By Virginia Jasmin Pasalo
IT was about ten o’clock in the evening and we were told that The Patio operates only until eleven. We had the option to go home, but his mother wanted to treat him to a good meal at the University Hotel where dining was recently expanded outdoors, among trees that allowed a magnificent view of the night sky.
Nahihilo ako sa lawak ng space. (I get dizzy in the vastness of space.)
You want us to move to the covered area?
“No, I will get used to it eventually. I used to be cramped together with more than 65 people in a four by six square meter room, with a very small window covered with thick iron grills. Fresh air refuses to get in there.”
After browsing over the menu that offered him a lot of choices, he settled for dinakdakan, an Ilocano dish traditionally consisting of grilled pork head parts cut into thin strips, mixed with slices of red onions, siling haba or siling labuyo chilis, ginger, black peppercorns and calamansi juice, with a creamy sauce made usually from pork brains, but now substituted with mayonnaise. His mother ordered sisig nachos. Sisig is a Pampanga dish composed of parts of the pork’s face (boiled and grilled), chopped into smaller parts compared to dinakdakan, then mixed with similar seasonings as dinakdakan (except for the pork brain or mayonnaise), usually served on a sizzling plate.

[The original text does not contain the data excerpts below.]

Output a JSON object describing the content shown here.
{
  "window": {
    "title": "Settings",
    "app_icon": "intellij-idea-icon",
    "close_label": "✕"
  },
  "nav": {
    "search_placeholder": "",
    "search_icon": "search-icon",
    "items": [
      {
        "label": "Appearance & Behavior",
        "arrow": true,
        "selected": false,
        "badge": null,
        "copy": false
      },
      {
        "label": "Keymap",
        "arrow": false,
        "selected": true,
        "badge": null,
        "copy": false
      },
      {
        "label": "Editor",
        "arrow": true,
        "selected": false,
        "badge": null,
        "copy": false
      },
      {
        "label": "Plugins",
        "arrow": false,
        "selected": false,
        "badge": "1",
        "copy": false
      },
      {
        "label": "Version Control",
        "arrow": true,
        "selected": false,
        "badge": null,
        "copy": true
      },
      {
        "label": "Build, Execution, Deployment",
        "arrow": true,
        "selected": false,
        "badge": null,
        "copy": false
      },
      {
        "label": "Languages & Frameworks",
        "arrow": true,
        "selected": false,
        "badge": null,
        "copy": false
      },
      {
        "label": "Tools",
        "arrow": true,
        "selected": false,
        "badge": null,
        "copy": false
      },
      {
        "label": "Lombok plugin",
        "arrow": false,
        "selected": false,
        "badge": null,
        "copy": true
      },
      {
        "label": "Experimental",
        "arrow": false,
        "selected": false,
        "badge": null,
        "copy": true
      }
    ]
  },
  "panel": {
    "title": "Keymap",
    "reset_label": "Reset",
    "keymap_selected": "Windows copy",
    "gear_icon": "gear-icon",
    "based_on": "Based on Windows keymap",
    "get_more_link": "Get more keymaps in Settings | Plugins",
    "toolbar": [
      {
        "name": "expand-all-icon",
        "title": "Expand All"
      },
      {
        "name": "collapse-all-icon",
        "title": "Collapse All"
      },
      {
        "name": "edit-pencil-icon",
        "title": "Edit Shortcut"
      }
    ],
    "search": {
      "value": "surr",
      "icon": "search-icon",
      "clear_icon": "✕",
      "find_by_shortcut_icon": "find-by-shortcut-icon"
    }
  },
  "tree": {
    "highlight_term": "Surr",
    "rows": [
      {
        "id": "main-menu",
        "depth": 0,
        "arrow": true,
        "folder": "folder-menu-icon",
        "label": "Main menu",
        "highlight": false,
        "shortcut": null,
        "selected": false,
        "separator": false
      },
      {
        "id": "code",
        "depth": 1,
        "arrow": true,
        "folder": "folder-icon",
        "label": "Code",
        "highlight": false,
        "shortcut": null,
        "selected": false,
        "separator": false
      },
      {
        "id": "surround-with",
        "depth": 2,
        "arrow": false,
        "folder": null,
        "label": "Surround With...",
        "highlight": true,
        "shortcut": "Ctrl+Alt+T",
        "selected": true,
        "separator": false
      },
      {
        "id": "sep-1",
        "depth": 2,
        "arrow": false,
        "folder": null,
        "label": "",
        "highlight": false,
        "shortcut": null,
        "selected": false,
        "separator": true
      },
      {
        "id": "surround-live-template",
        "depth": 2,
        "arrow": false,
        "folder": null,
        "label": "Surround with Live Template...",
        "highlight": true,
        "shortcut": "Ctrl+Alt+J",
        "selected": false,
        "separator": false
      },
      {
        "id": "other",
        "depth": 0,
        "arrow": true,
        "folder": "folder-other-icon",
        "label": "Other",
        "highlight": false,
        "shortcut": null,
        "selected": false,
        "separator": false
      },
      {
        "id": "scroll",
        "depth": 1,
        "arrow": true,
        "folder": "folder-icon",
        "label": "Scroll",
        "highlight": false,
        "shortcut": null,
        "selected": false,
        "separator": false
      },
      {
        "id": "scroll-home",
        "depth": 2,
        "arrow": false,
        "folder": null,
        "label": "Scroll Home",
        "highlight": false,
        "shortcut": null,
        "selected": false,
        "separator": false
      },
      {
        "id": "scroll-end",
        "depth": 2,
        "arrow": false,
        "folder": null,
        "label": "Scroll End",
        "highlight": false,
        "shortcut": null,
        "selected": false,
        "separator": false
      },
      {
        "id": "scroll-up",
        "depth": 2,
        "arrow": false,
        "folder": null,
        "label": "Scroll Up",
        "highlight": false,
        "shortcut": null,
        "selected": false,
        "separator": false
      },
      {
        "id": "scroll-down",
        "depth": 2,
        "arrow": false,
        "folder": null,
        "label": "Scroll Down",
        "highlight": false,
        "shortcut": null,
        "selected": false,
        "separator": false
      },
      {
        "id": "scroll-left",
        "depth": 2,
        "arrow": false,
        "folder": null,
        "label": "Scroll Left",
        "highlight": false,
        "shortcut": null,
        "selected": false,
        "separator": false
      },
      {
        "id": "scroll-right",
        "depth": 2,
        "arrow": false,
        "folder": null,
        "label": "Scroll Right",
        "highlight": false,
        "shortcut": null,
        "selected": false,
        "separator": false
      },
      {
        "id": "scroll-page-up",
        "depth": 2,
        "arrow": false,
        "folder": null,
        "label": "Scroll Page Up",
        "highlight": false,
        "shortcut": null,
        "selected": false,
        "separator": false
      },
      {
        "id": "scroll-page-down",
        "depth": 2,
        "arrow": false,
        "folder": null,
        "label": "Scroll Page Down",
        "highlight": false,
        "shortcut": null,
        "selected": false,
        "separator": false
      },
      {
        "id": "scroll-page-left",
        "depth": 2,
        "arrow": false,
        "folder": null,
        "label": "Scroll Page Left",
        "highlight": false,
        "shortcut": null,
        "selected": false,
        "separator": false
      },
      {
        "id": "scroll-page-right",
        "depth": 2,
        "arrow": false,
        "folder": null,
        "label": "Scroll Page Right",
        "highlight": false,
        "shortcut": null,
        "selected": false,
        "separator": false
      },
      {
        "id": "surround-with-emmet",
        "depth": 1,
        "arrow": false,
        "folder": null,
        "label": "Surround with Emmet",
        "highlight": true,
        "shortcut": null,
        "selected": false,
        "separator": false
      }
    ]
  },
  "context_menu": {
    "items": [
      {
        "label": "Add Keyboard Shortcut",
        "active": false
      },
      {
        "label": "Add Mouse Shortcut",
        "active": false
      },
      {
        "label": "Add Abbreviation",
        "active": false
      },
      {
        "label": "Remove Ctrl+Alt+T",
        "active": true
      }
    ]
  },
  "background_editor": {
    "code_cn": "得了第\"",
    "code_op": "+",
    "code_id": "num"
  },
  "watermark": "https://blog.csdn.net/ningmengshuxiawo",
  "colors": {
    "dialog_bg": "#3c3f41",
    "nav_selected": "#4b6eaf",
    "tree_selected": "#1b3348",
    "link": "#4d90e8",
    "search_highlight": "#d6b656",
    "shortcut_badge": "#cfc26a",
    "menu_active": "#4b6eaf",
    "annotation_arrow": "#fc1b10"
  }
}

“Inside, we were fed with hard rice, cooked without separating bits of stone. Our viand normally consisted of boiled malunggay, without taste. Aside from this, they forcibly sell food, even if you do not like it. I pay, to avoid any trouble, and give to others.”
“Well, maybe it is part of the system, to make you not want to go back there, where you have no choice but to accept.”
“It could be more human, given that the objective is to reintegrate us back into normal life. When I left, most of them requested that we should write to the warden and suggest among other things, to prevent the forcible selling of goods that are not wanted, and to allow the entry of necessities that are cheaper outside. The price of goods inside are five times higher than outside. A cigarette stick sells for fifty pesos, often sold forcibly, even if you don’t smoke, like me. That’s wasted hard-earned money from my mother, which I reluctantly give away.”
A full dinner from one-month detention and four months in jail. When he finally got home, he took a very long deep breath, the fresh air he took for granted. At the small opening below the iron gate, Sun, his dog tried to push his nose to welcome him. Sun’s father Thooey, wagged his tail and both climbed up to him.
He slowly walked to his room, almost the size of the area where he and more than sixty-five people were cramped together, except that now, the space, with two wide open windows, was all his. The taste of freedom choked him to tears.